Mention autonomy in drones and Skydio, not DJI, is the name most will mention first, but since the October 2019 announcement of the Skydio 2 drone customers have looked for more.
Finally, at CES 2022, a revised Skydio 2+ has been announced, with improved 5GHz radio for a range of up to 6km (3.7 miles) and batteries capable of 27 minutes flight time. The key improvements, though, are to the software, most notably the “Skydio KeyFrame” tool. This enables a hybrid of the firm’s well-known subject tracking abilities with a flight path set out using points in three-dimension space.
The Skydio 2+ takes the points defined by the user – the key frames – and establishes a smooth spline between them which it can fly along (repeatedly if necessary). Once the route has a start and end point, the drone can fly along it automatically, speed being tweaked along the way as required; crucially the camera will stay on the subject the whole time.

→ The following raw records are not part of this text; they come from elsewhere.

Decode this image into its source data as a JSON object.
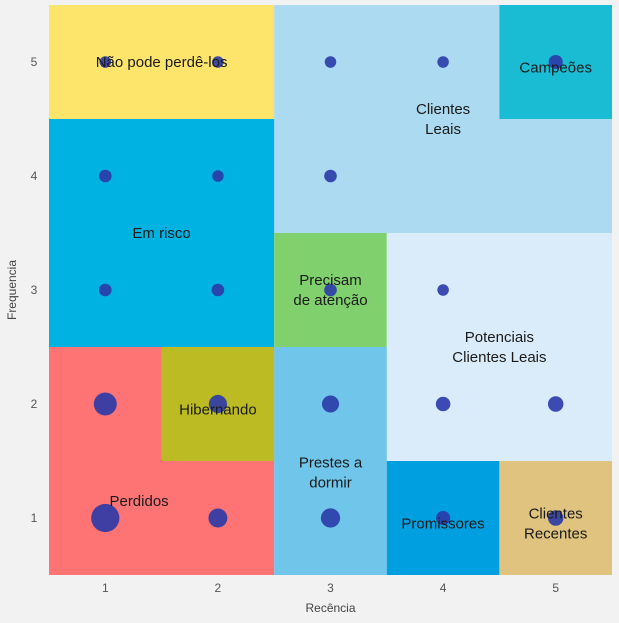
{
  "chart_data": {
    "type": "scatter",
    "xlabel": "Recência",
    "ylabel": "Frequencia",
    "xlim": [
      0.5,
      5.5
    ],
    "ylim": [
      0.5,
      5.5
    ],
    "xticks": [
      "1",
      "2",
      "3",
      "4",
      "5"
    ],
    "yticks": [
      "1",
      "2",
      "3",
      "4",
      "5"
    ],
    "point_color": "#2a3aa8",
    "segments": [
      {
        "name": "Não pode perdê-los",
        "lines": [
          "Não pode perdê-los"
        ],
        "x": [
          0.5,
          2.5
        ],
        "y": [
          4.5,
          5.5
        ],
        "color": "#fde56c"
      },
      {
        "name": "Clientes Leais",
        "lines": [
          "Clientes",
          "Leais"
        ],
        "x": [
          2.5,
          5.5
        ],
        "y": [
          3.5,
          5.5
        ],
        "color": "#acdaf1"
      },
      {
        "name": "Campeões",
        "lines": [
          "Campeões"
        ],
        "x": [
          4.5,
          5.5
        ],
        "y": [
          4.5,
          5.5
        ],
        "color": "#19bcd2"
      },
      {
        "name": "Em risco",
        "lines": [
          "Em risco"
        ],
        "x": [
          0.5,
          2.5
        ],
        "y": [
          2.5,
          4.5
        ],
        "color": "#00b2e2"
      },
      {
        "name": "Precisam de atenção",
        "lines": [
          "Precisam",
          "de atenção"
        ],
        "x": [
          2.5,
          3.5
        ],
        "y": [
          2.5,
          3.5
        ],
        "color": "#80d16e"
      },
      {
        "name": "Potenciais Clientes Leais",
        "lines": [
          "Potenciais",
          "Clientes Leais"
        ],
        "x": [
          3.5,
          5.5
        ],
        "y": [
          1.5,
          3.5
        ],
        "color": "#daecfa"
      },
      {
        "name": "Perdidos",
        "lines": [
          "Perdidos"
        ],
        "x": [
          0.5,
          2.5
        ],
        "y": [
          0.5,
          2.5
        ],
        "color": "#fe7475"
      },
      {
        "name": "Hibernando",
        "lines": [
          "Hibernando"
        ],
        "x": [
          1.5,
          2.5
        ],
        "y": [
          1.5,
          2.5
        ],
        "color": "#bcbb24"
      },
      {
        "name": "Prestes a dormir",
        "lines": [
          "Prestes a",
          "dormir"
        ],
        "x": [
          2.5,
          3.5
        ],
        "y": [
          0.5,
          2.5
        ],
        "color": "#6fc5ea"
      },
      {
        "name": "Promissores",
        "lines": [
          "Promissores"
        ],
        "x": [
          3.5,
          4.5
        ],
        "y": [
          0.5,
          1.5
        ],
        "color": "#009fdf"
      },
      {
        "name": "Clientes Recentes",
        "lines": [
          "Clientes",
          "Recentes"
        ],
        "x": [
          4.5,
          5.5
        ],
        "y": [
          0.5,
          1.5
        ],
        "color": "#e0c37f"
      }
    ],
    "label_positions": [
      {
        "x": 1.5,
        "y": 5.0
      },
      {
        "x": 4.0,
        "y": 4.5
      },
      {
        "x": 5.0,
        "y": 4.95
      },
      {
        "x": 1.5,
        "y": 3.5
      },
      {
        "x": 3.0,
        "y": 3.0
      },
      {
        "x": 4.5,
        "y": 2.5
      },
      {
        "x": 1.3,
        "y": 1.15
      },
      {
        "x": 2.0,
        "y": 1.95
      },
      {
        "x": 3.0,
        "y": 1.4
      },
      {
        "x": 4.0,
        "y": 0.95
      },
      {
        "x": 5.0,
        "y": 0.95
      }
    ],
    "points": [
      {
        "x": 1,
        "y": 5,
        "size": 1
      },
      {
        "x": 2,
        "y": 5,
        "size": 1
      },
      {
        "x": 3,
        "y": 5,
        "size": 1
      },
      {
        "x": 4,
        "y": 5,
        "size": 1
      },
      {
        "x": 5,
        "y": 5,
        "size": 1.5
      },
      {
        "x": 1,
        "y": 4,
        "size": 1.2
      },
      {
        "x": 2,
        "y": 4,
        "size": 1
      },
      {
        "x": 3,
        "y": 4,
        "size": 1.2
      },
      {
        "x": 1,
        "y": 3,
        "size": 1.2
      },
      {
        "x": 2,
        "y": 3,
        "size": 1.2
      },
      {
        "x": 3,
        "y": 3,
        "size": 1.2
      },
      {
        "x": 4,
        "y": 3,
        "size": 1
      },
      {
        "x": 1,
        "y": 2,
        "size": 4
      },
      {
        "x": 2,
        "y": 2,
        "size": 2.5
      },
      {
        "x": 3,
        "y": 2,
        "size": 2.2
      },
      {
        "x": 4,
        "y": 2,
        "size": 1.6
      },
      {
        "x": 5,
        "y": 2,
        "size": 1.8
      },
      {
        "x": 1,
        "y": 1,
        "size": 6
      },
      {
        "x": 2,
        "y": 1,
        "size": 2.7
      },
      {
        "x": 3,
        "y": 1,
        "size": 2.8
      },
      {
        "x": 4,
        "y": 1,
        "size": 1.5
      },
      {
        "x": 5,
        "y": 1,
        "size": 1.8
      }
    ]
  }
}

This provides a distinct alternative to the approach offered by dual operators (or subject tracking systems) in a professional drone like the Inspire, and perhaps we’ll see something like it in DJI’s upcoming ActiveTrack 5.0 (as yet unreleased for the Mavic 3).
For those expecting an all-new airframe or camera, it appears they’ll find themselves waiting a little longer. The new antennas can actually be folded out from the front of the Skydio’s otherwise nearly identical body. The blue and black shell and six autonomy obstacle avoidance cameras are all the same (each is a 4K CMOS, building a 1-million point-per-second 3D world).
In terms of video quality, the retained 1 / 2.3” 12.3MP CMOS has 4056 x 3040 pixels, meaning the drone is far better suited to 4K60 HDR video than capturing high-res stills (though it can capture RAW). The 20mm EFL lens with electronic shutter is the same as the Skydio 2 and video is captured at 100 Mbps to a UHS Class 3 Micro SD.
The improvement to the batteries (5410 mAh v 4280 mAh) hasn’t changed the pin layout, form factor or, significantly, the voltage so you’ll be able to add these to your collection for the original Skydio or vice versa. The Skydio 2 can also take advantage of the new software, leaving only the improved antenna as the key update which can’t be transferred. This is also true of the Beacon which have been physically updated to match the new radio system.
New users coming in at the lowest price point won’t be able to take advantage of the radio improvement straight away though. As with earlier Skydio models the Starter Kit ($1,099 in US) comes with a single battery, albeit the improved one, and charging cable, but the only means of control will be wi-fi from your phone unless you dip into your pocket for either the Beacon, Remote controller or both.